If Heart were reformed, imagine the money we could generate to help victims of disaster! Not only could we help victims – we could help in disaster preparedness, even more valuable. I’m amazed at how little people seem to know about what is about to happen to life on this planet. The possibility exists – and this is supported by historical evidence – that a mass extinction could occur within decades. The combined resources and efforts of humankind could do a lot to counteract this, but only if we were able to put away our weapons and adversity and work together, which is the same thing a broken band could do to make a difference, not only in physical applications, but as a demonstration of personal greatness.

I don’t mean to be campaigning for a Heart reunion… that’s not my intention. I am campaigning for every living human to put away the qualities that have always brought mankind down and find a way to help the whole.

I wish you and your family the best in the future and I’m looking forward to your upcoming autobiography.

RF: Thanks so much. You have no idea how much your involvement means to me. I treasure this intercourse with the people who are responsible for music’s popularity.

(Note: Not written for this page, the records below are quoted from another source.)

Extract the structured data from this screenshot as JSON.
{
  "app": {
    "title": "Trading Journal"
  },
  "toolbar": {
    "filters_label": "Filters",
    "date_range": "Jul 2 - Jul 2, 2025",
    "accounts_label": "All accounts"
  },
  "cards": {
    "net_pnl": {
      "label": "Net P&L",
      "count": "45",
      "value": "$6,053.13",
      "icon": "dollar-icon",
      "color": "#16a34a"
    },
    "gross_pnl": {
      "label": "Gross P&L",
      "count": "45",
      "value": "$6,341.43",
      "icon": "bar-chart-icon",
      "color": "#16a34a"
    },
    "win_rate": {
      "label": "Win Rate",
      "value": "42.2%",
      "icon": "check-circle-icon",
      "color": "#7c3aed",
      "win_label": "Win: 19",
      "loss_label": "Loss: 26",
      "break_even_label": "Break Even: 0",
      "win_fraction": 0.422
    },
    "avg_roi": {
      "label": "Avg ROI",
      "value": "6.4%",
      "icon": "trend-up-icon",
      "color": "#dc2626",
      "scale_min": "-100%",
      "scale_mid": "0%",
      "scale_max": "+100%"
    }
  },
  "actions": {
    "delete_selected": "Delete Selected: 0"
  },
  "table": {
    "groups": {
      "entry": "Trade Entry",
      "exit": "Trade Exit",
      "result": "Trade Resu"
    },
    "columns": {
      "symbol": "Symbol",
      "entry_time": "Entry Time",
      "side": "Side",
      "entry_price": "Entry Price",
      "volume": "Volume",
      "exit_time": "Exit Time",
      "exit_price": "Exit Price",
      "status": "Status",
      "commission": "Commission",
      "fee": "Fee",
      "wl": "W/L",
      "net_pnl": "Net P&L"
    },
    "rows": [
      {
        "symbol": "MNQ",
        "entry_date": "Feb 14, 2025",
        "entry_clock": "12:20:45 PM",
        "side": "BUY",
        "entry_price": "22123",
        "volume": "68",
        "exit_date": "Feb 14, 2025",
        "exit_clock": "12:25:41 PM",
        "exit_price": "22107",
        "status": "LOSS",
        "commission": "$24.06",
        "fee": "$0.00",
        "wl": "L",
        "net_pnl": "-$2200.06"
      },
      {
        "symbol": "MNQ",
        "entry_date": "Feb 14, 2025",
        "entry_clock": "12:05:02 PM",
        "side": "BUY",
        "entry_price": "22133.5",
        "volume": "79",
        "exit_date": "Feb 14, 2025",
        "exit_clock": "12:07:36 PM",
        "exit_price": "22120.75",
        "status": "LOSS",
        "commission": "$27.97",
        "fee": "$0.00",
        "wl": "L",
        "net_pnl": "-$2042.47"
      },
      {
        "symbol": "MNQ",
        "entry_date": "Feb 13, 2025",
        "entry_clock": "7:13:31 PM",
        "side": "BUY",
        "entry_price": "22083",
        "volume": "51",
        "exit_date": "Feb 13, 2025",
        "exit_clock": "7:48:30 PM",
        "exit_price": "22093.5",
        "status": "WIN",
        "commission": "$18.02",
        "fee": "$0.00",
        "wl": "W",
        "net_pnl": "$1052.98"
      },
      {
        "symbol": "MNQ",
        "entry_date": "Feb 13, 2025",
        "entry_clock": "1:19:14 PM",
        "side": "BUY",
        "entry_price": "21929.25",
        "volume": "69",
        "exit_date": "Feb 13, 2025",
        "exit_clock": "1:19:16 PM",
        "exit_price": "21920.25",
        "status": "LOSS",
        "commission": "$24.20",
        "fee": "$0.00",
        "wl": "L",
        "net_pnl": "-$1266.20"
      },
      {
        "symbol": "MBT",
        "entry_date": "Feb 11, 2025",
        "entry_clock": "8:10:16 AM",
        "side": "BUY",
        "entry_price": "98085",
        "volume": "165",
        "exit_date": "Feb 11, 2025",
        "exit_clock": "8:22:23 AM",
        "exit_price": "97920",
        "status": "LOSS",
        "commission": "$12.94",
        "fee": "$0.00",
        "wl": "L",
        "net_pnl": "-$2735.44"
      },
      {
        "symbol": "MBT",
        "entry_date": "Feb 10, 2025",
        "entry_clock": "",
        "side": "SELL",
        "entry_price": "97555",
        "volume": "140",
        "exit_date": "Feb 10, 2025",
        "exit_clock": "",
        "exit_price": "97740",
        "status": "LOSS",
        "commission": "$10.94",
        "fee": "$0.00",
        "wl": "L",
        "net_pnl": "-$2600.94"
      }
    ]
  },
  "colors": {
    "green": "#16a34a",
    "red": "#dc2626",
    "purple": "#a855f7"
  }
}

Q&A – Lessons or self taught?


I hope there is no limit to questions to be asked. I do want to give other people a chance to chime in. Before I ask my next question, I would like to say something. Any one who thinks you are a piece of crap should take a good look in the mirror. We ALL make mistakes in life.

Imagine if forgiveness reigned. The smiles, fun and endless possibilities all of us could have. Instead, some choose to be bitter, making them cold, ugly and only hurting themselves. That’s not anyone’s fault but their own.

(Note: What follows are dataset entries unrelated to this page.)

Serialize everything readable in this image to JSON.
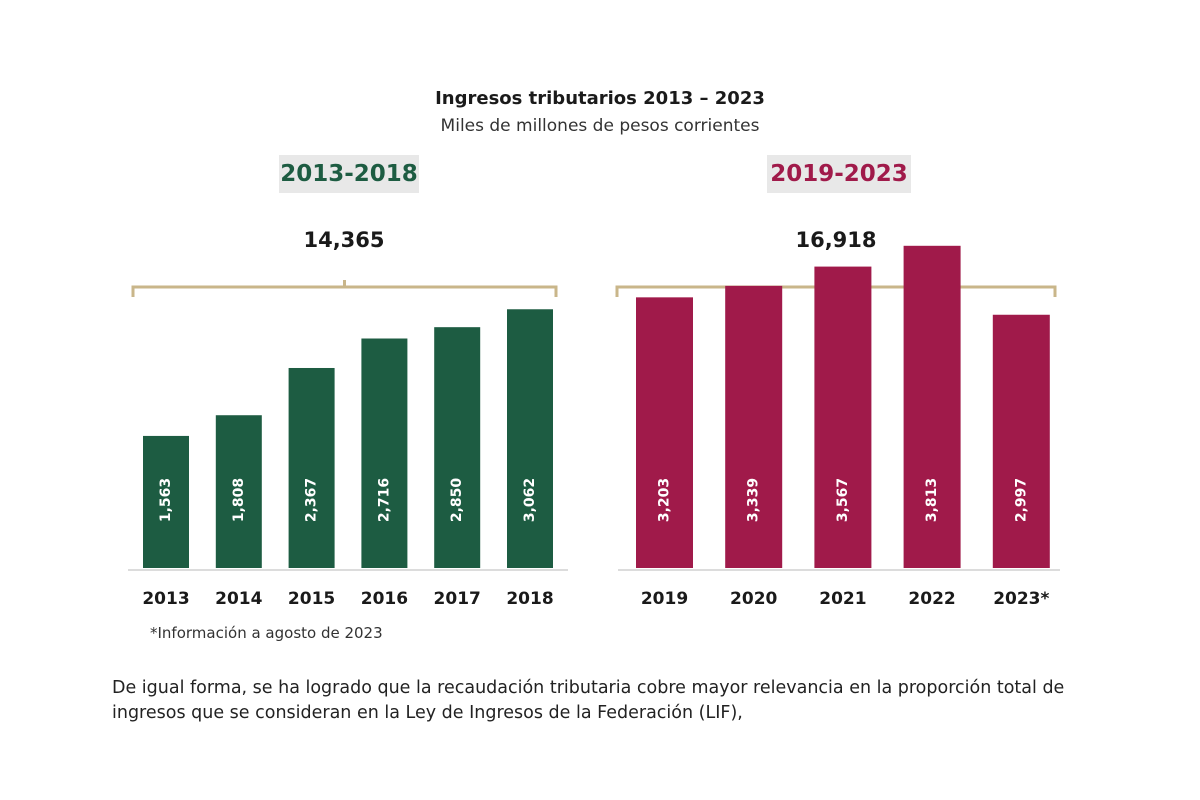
{
  "chart_data": {
    "type": "bar",
    "title": "Ingresos tributarios 2013 – 2023",
    "subtitle": "Miles de millones de pesos corrientes",
    "groups": [
      {
        "period": "2013-2018",
        "total": "14,365",
        "color": "#1d5c42",
        "categories": [
          "2013",
          "2014",
          "2015",
          "2016",
          "2017",
          "2018"
        ],
        "values": [
          1563,
          1808,
          2367,
          2716,
          2850,
          3062
        ],
        "value_labels": [
          "1,563",
          "1,808",
          "2,367",
          "2,716",
          "2,850",
          "3,062"
        ]
      },
      {
        "period": "2019-2023",
        "total": "16,918",
        "color": "#a01a4a",
        "categories": [
          "2019",
          "2020",
          "2021",
          "2022",
          "2023*"
        ],
        "values": [
          3203,
          3339,
          3567,
          3813,
          2997
        ],
        "value_labels": [
          "3,203",
          "3,339",
          "3,567",
          "3,813",
          "2,997"
        ]
      }
    ],
    "bracket_color": "#c9b68a"
  },
  "footnote": "*Información a agosto de 2023",
  "body_text": "De igual forma, se ha logrado que la recaudación tributaria cobre mayor relevancia en la proporción total de ingresos que se consideran en la Ley de Ingresos de la Federación (LIF),"
}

The Petra video/song you have on your web site, I watched that. THAT’S Roger Fisher. The contributions you made to Heart making it one of the super groups of the seventies, THAT’S Roger Fisher. Your wife, kids and projects, THAT’S Roger Fisher. NOT past mistakes! Nuf said.

Now, to my question;

When you started learning to play guitar, did you take lessons or are you self taught?


Yep… self taught. Actually, I consider all the great guitarists I was listening to and spending countless hours copying, my teachers.

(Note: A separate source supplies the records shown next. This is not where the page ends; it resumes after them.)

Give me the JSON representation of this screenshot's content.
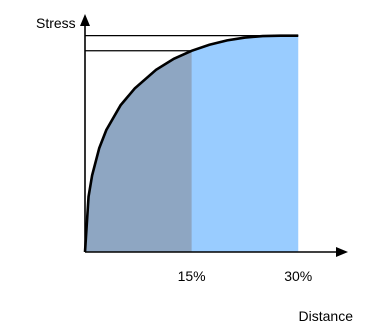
{
  "chart_data": {
    "type": "area",
    "xlabel": "Distance",
    "ylabel": "Stress",
    "x_unit": "%",
    "xlim": [
      0,
      37
    ],
    "ylim": [
      0,
      1.1
    ],
    "x_tick_labels": [
      "15%",
      "30%"
    ],
    "x_ticks": [
      15,
      30
    ],
    "grid": false,
    "legend": "none",
    "curve": {
      "x": [
        0,
        0.5,
        1,
        2,
        3,
        5,
        7,
        10,
        12.5,
        15,
        17.5,
        20,
        22.5,
        25,
        27.5,
        30
      ],
      "y": [
        0,
        0.256,
        0.354,
        0.48,
        0.564,
        0.678,
        0.756,
        0.842,
        0.893,
        0.93,
        0.958,
        0.978,
        0.991,
        0.998,
        1.0,
        1.0
      ]
    },
    "shaded_regions": [
      {
        "x_end": 30,
        "color": "#99ccff"
      },
      {
        "x_end": 15,
        "color": "#8ea6c2"
      }
    ],
    "reference_lines": [
      {
        "at_x": 15,
        "y": 0.93
      },
      {
        "at_x": 30,
        "y": 1.0
      }
    ],
    "colors": {
      "axis": "#000000",
      "curve": "#000000",
      "ref_line": "#000000"
    }
  }
}
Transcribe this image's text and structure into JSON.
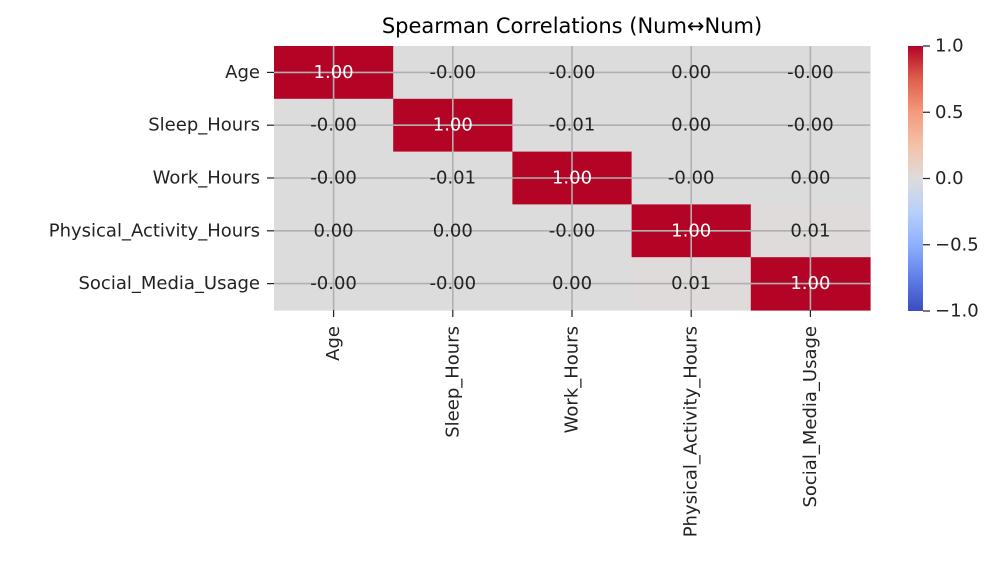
{
  "chart_data": {
    "type": "heatmap",
    "title": "Spearman Correlations (Num↔Num)",
    "rows": [
      "Age",
      "Sleep_Hours",
      "Work_Hours",
      "Physical_Activity_Hours",
      "Social_Media_Usage"
    ],
    "columns": [
      "Age",
      "Sleep_Hours",
      "Work_Hours",
      "Physical_Activity_Hours",
      "Social_Media_Usage"
    ],
    "values": [
      [
        1.0,
        -0.0,
        -0.0,
        0.0,
        -0.0
      ],
      [
        -0.0,
        1.0,
        -0.01,
        0.0,
        -0.0
      ],
      [
        -0.0,
        -0.01,
        1.0,
        -0.0,
        0.0
      ],
      [
        0.0,
        0.0,
        -0.0,
        1.0,
        0.01
      ],
      [
        -0.0,
        -0.0,
        0.0,
        0.01,
        1.0
      ]
    ],
    "labels": [
      [
        "1.00",
        "-0.00",
        "-0.00",
        "0.00",
        "-0.00"
      ],
      [
        "-0.00",
        "1.00",
        "-0.01",
        "0.00",
        "-0.00"
      ],
      [
        "-0.00",
        "-0.01",
        "1.00",
        "-0.00",
        "0.00"
      ],
      [
        "0.00",
        "0.00",
        "-0.00",
        "1.00",
        "0.01"
      ],
      [
        "-0.00",
        "-0.00",
        "0.00",
        "0.01",
        "1.00"
      ]
    ],
    "colormap": "coolwarm",
    "vmin": -1.0,
    "vmax": 1.0,
    "colorbar_ticks": [
      1.0,
      0.5,
      0.0,
      -0.5,
      -1.0
    ],
    "colorbar_labels": [
      "1.0",
      "0.5",
      "0.0",
      "−0.5",
      "−1.0"
    ],
    "grid": true,
    "colors": {
      "max": "#b40426",
      "mid": "#dddcdc",
      "min": "#3b4cc0"
    }
  }
}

For the first two years of my playing, there were many days of practicing for eight hours… chromatic scales, and things which had little bearing on music… and I wasn’t using all my fingers – just thumb, one, two, and three. I suddenly came to the realization I’d been learning – etching into my muscle memory – wrong habits. When I began a wiser approach, it was like starting all over again and I agonized through the process until I had a foundation that made more sense. If I’d had a teacher, a lot of time would not have been wasted.

Now, I would advise a beginning guitarist to acquire a basic understanding of theory – how chords are structured; basic scales and how to use them; hearing and feeling the various emotive qualities of modes. Then I would choose one artist to focus on. Learn one song by that person. Copy it absolutely exactly, channeling the soul from which it came. When that one song is mastered, learn a few more, then choose a different artist.

The most important ingredient in this work may be honesty, because the aspiring student knows when they’ve got it right, but it’s a struggle that takes a lot of time and tenacity. The beauty of being young is you have a lot of time, generally, and mom and dad’s roof over your head. You probably don’t have a job yet and your dreams haven’t had time to erode or be squashed. Go for it with everything you’ve got and it probably won’t be enough.

There are certain ingredients that need to be discovered by living, looking and learning. An important one is inside you. Who are you? Why do you cry? Why do you matter in this world? If you reached success, would it be all about you, or would you retain humility and think of how you can give back? Your greatest strength may be your very soul. Are you aware of the deepest you? Some of these people you’re listening to know their soul. That’s why their playing thrills you.